Paul Vacca

Comment (ne pas) écrire un best-seller avec un algorithme

Paul Vacca Romancier, essayiste et consultant

On aurait dû s’en douter. Il y a toujours quelque chose de suspect dans le fait de publier un livre sur les recettes du best-seller ou comment écrire un script que tout Hollywood va s’arracher. Pourquoi l’auteur prodigue-t-il des conseils qu’il ferait mieux de garder pour lui ?

Malgré cela, on n’a pu s’empêcher de faire l’acquisition de The Bestseller Code – Anatomy of the Blockbuster Novel (St. Martin’s Press, 2016). Comme on n’avait pas résisté, enfant, à acheter cette fameuse paire de ” lunettes à rayons X ” qui nous promettait de voir à travers les vêtements des femmes, avec le fol espoir que cela pourrait quand même marcher.

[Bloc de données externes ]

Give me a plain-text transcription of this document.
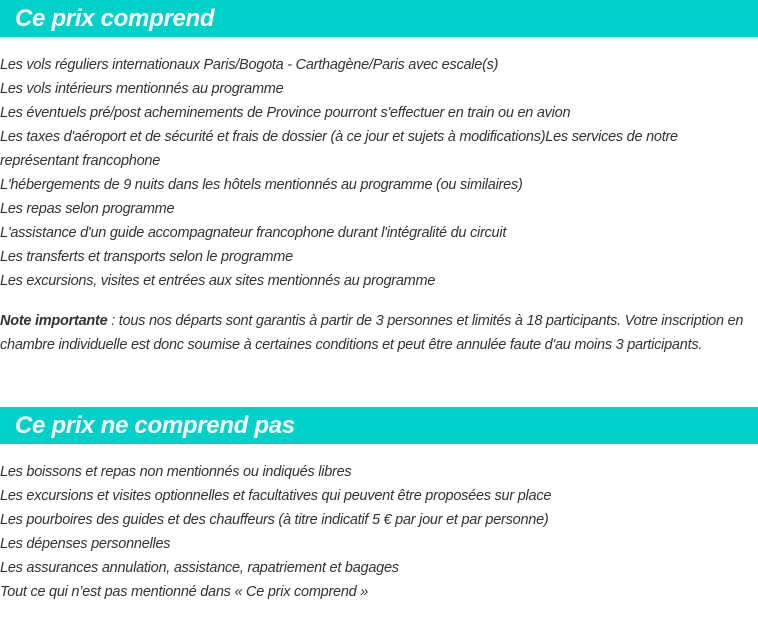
Ce prix comprend
Les vols réguliers internationaux Paris/Bogota - Carthagène/Paris avec escale(s)
Les vols intérieurs mentionnés au programme
Les éventuels pré/post acheminements de Province pourront s'effectuer en train ou en avion
Les taxes d'aéroport et de sécurité et frais de dossier (à ce jour et sujets à modifications)Les services de notre représentant francophone
L'hébergements de 9 nuits dans les hôtels mentionnés au programme (ou similaires)
Les repas selon programme
L'assistance d'un guide accompagnateur francophone durant l'intégralité du circuit
Les transferts et transports selon le programme
Les excursions, visites et entrées aux sites mentionnés au programme

Note importante : tous nos départs sont garantis à partir de 3 personnes et limités à 18 participants. Votre inscription en chambre individuelle est donc soumise à certaines conditions et peut être annulée faute d'au moins 3 participants.

Ce prix ne comprend pas
Les boissons et repas non mentionnés ou indiqués libres
Les excursions et visites optionnelles et facultatives qui peuvent être proposées sur place
Les pourboires des guides et des chauffeurs (à titre indicatif 5 € par jour et par personne)
Les dépenses personnelles
Les assurances annulation, assistance, rapatriement et bagages
Tout ce qui n’est pas mentionné dans « Ce prix comprend »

C’est que les auteurs, Jodie Archer, ex-éditrice, et Matthew L. Jockers, universitaire geek en littérature, ont mieux à offrir que le how-to book traditionnel. Ils nous proposent un algorithme – le code du titre – nommé le ” bestseller-ometer ” capable de déterminer les probabilités – avec 80 % de succès, selon eux – qu’un manuscrit devienne un best-seller.

La méthode : une immersion en deep reading grâce à une armada d’ordinateurs au coeur de plus de 20.000 romans qui ont eu l’honneur de figurer dans le fameux classement des meilleures ventes du New York Times. La machine a donc lu pour nous dans les moindres recoins – via le text mining et le machine learning – les best-sellers des 30 dernières années dont Da Vinci Code, Cinquante nuances de Grey, Harry Potter, Gone Girl, La Fille du Train, etc. Au final, la formule cabalistique livrant l’ADN du blockbuster novel : ses thèmes, ses intrigues, son style, la nature de ses personnages et son vocabulaire.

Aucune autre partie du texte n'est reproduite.